YOUNGSTOWN, Ohio (WKBN) – Foxconn is looking for trained workers and Youngstown State University wants to provide them.

A partnership has been forged between Hon Hai Technology Group (Foxconn) and YSU for a national electric vehicle training center that will focus on helping to train workers for the emerging EV industry and build a workforce around advanced manufacturing, energy storage and other technology solutions, including AI, 5G and cybersecurity.

The training center will be on the Foxconn property in Lordstown.

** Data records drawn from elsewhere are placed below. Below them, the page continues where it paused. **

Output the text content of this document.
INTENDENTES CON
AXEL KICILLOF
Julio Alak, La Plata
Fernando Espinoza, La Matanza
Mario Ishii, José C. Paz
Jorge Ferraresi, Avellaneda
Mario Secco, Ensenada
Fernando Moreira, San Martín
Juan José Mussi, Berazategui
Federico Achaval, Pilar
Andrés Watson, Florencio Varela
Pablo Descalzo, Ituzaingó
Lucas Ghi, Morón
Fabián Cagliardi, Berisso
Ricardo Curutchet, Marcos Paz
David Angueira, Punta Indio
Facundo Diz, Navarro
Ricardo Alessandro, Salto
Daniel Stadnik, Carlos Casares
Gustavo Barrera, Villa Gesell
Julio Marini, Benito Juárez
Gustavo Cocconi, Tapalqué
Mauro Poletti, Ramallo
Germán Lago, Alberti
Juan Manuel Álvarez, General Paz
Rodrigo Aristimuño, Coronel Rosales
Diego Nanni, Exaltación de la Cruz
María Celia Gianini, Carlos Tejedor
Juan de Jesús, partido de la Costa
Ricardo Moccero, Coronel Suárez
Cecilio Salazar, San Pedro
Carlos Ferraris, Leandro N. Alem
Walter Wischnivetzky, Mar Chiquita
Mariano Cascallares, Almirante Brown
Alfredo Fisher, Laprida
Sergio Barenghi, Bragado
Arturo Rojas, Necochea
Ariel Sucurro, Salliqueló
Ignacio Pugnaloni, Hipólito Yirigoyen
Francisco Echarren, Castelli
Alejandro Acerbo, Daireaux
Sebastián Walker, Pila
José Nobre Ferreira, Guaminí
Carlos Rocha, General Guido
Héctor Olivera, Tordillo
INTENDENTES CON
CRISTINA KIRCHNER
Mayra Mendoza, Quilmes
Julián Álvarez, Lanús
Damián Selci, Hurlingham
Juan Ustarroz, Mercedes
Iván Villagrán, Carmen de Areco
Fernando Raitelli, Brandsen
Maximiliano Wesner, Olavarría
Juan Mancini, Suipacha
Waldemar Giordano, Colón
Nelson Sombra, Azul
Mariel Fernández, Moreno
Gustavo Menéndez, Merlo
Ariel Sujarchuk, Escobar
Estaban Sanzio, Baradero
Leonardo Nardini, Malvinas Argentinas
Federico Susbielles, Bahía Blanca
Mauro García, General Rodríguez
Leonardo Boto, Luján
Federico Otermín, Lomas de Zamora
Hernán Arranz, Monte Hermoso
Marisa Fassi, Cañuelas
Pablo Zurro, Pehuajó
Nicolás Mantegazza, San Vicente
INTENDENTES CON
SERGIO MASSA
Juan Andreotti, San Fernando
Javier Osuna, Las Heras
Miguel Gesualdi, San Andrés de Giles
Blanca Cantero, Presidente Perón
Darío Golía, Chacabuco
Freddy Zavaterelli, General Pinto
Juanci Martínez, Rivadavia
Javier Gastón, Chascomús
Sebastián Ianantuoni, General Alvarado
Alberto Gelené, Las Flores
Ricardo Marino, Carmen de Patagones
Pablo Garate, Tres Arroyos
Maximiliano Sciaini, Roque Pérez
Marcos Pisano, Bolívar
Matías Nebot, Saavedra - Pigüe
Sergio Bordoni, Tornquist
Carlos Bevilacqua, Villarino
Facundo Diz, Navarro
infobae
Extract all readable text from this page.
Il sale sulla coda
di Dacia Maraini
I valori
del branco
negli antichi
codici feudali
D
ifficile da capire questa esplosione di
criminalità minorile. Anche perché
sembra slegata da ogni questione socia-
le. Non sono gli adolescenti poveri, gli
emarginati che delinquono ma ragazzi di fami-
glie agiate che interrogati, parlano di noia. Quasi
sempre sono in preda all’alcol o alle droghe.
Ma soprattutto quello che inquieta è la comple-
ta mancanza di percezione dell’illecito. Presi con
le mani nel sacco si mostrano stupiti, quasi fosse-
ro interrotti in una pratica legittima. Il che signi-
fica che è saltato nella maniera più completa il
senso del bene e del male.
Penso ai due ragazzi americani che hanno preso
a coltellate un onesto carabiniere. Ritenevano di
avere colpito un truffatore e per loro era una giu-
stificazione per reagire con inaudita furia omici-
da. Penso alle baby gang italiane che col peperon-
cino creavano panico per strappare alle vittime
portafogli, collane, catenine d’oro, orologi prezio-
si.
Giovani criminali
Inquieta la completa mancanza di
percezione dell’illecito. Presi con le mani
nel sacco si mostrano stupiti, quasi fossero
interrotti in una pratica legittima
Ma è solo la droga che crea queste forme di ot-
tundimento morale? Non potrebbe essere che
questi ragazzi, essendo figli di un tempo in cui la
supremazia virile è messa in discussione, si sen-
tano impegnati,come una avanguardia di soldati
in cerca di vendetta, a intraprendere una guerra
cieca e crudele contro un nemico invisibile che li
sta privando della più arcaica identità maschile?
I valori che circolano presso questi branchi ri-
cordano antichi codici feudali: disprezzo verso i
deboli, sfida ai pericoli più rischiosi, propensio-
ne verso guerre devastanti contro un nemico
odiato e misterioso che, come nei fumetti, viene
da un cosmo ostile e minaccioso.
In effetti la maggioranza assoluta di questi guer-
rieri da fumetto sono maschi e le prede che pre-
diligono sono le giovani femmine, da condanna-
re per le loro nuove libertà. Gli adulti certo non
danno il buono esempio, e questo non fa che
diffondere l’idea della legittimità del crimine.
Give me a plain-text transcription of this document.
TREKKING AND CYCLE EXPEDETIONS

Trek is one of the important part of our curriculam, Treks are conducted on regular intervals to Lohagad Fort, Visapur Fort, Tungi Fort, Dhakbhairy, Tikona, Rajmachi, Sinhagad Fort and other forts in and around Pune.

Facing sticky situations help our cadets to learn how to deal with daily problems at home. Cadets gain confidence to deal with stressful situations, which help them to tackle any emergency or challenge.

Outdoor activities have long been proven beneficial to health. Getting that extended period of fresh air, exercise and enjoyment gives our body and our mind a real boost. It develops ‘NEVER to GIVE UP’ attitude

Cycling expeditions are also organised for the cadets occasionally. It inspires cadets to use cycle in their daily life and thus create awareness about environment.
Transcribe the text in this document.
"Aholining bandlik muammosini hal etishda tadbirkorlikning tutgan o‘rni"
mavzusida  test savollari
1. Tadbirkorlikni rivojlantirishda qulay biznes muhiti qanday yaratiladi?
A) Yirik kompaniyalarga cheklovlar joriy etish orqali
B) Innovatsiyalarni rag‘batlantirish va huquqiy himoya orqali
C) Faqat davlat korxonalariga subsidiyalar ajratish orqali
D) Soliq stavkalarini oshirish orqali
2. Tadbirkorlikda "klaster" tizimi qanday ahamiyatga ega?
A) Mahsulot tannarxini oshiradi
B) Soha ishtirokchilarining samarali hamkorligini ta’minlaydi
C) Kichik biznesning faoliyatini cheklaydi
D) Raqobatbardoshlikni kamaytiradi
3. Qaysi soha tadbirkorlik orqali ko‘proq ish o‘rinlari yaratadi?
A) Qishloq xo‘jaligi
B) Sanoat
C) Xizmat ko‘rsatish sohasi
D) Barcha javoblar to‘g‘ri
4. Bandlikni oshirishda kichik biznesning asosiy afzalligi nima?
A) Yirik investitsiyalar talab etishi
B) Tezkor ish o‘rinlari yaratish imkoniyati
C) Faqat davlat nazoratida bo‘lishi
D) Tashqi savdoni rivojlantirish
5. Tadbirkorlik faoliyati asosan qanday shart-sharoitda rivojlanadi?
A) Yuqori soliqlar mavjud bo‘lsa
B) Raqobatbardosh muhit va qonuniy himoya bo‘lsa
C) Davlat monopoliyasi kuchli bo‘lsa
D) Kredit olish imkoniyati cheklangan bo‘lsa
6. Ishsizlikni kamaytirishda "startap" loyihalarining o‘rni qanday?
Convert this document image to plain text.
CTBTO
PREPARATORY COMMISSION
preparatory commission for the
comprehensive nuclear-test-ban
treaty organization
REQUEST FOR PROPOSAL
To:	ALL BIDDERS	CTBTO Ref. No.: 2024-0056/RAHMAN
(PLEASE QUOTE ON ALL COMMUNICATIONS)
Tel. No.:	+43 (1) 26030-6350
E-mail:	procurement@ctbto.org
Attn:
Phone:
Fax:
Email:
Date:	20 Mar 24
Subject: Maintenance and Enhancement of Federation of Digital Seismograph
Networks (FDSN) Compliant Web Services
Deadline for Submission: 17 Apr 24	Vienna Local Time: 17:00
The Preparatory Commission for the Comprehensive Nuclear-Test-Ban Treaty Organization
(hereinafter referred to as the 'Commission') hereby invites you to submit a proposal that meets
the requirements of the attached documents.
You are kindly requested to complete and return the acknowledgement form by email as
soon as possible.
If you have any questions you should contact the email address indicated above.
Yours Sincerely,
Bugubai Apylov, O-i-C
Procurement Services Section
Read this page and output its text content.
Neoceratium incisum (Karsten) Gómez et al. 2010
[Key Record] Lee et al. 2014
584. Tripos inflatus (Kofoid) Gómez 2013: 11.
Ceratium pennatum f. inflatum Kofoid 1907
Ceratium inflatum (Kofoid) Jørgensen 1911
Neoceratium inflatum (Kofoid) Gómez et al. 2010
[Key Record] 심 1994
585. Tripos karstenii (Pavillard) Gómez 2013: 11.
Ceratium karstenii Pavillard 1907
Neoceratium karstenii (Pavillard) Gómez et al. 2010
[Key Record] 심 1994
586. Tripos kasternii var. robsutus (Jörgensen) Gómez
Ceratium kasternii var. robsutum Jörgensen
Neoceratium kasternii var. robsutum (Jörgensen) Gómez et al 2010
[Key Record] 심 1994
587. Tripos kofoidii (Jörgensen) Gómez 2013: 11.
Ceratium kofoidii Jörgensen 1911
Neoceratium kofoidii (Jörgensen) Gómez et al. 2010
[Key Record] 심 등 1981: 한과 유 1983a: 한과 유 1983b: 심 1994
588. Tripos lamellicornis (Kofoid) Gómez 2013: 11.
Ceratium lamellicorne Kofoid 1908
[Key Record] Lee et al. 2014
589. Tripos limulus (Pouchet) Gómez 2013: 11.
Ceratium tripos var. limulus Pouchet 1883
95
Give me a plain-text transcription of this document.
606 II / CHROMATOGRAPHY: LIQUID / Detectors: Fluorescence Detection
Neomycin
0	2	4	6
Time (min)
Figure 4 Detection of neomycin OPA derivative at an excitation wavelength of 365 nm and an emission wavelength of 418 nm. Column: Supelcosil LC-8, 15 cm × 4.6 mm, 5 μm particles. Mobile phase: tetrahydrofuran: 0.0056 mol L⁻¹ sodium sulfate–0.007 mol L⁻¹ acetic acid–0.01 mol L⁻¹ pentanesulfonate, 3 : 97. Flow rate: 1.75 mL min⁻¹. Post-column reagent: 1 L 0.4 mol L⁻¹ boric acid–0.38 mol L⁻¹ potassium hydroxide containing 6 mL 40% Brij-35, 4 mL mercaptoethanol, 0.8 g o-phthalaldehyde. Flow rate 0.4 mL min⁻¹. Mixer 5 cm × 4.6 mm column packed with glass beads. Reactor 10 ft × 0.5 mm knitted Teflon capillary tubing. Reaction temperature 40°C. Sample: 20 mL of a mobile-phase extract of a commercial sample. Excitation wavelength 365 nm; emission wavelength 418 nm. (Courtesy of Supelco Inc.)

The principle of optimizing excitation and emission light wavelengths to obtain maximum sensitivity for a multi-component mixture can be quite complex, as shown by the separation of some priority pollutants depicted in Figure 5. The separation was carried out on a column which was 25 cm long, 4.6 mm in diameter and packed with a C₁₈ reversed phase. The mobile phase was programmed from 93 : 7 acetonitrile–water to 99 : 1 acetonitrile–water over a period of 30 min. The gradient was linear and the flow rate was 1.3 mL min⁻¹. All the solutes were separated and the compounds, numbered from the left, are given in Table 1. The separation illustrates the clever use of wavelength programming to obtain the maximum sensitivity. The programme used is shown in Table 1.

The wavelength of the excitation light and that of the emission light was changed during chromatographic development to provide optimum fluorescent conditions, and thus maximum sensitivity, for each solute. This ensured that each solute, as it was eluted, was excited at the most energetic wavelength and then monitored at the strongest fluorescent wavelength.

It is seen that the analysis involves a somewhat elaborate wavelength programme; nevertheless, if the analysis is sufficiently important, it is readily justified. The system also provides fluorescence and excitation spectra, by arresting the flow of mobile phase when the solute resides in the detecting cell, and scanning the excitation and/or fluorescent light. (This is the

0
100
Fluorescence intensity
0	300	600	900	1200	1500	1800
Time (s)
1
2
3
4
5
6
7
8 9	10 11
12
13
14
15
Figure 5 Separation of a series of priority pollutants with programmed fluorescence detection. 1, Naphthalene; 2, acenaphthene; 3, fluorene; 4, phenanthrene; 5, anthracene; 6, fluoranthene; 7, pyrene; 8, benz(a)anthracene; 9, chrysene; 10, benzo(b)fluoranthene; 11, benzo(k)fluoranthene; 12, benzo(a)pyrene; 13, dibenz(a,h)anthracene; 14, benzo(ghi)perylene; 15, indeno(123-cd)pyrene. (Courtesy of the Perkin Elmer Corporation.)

A formal deal is expected to be executed within a few months.

The training center is expected to have a national reach and generate a strong economic impact on the region and beyond, according to YSU President Jim Tressel.

The education will help support the electric vehicle industry and its workforce needs. It will address a knowledge and skilled experience gap and find people who want more specialized training.

“On the other end of the spectrum, you have controls engineers or software engineers that will still meet up, and we have to change them at the same time. So, a mix of all talent and experience,” said Rick Rajaie, vice president of Foxconn operations.

In addition to Foxconn’s support, money for the center is expected to come from private funding from General Motors and Ultium Cells LLC and YSU.

Rajaie said 20 groups may want to produce an electric vehicle here. He knows the national training center will help him find workers.

“You have to tackle this workforce from very unorthodox, innovative fashion, which is the reason we’re here today,” he said.

Foxconn envisions its other partners being involved too, including suppliers who may end up having local facilities in the Voltage Valley. The center is expected to have a national reach to help the electric vehicle industry fill its needs.

“The only way we will seize this moment is to think big,” Tressel said.

The U.S. Department of Energy commissioned YSU earlier this year to conduct a national and regional labor market assessment which showed the need for a national workforce center focusing on apprenticeships, earning credentials and new learning modes.

“A national hub will help break down barriers and access to educational programming, create greater awareness of opportunities, and leverage standardized best practices that can be deployed across any geographic footprint,” said Jennifer Oddo, executive director of Workforce Education and Innovation at YSU.

Foxconn says it’s preparing to train and hire the students but also give them a trendy, high-end place to live, close to the plant.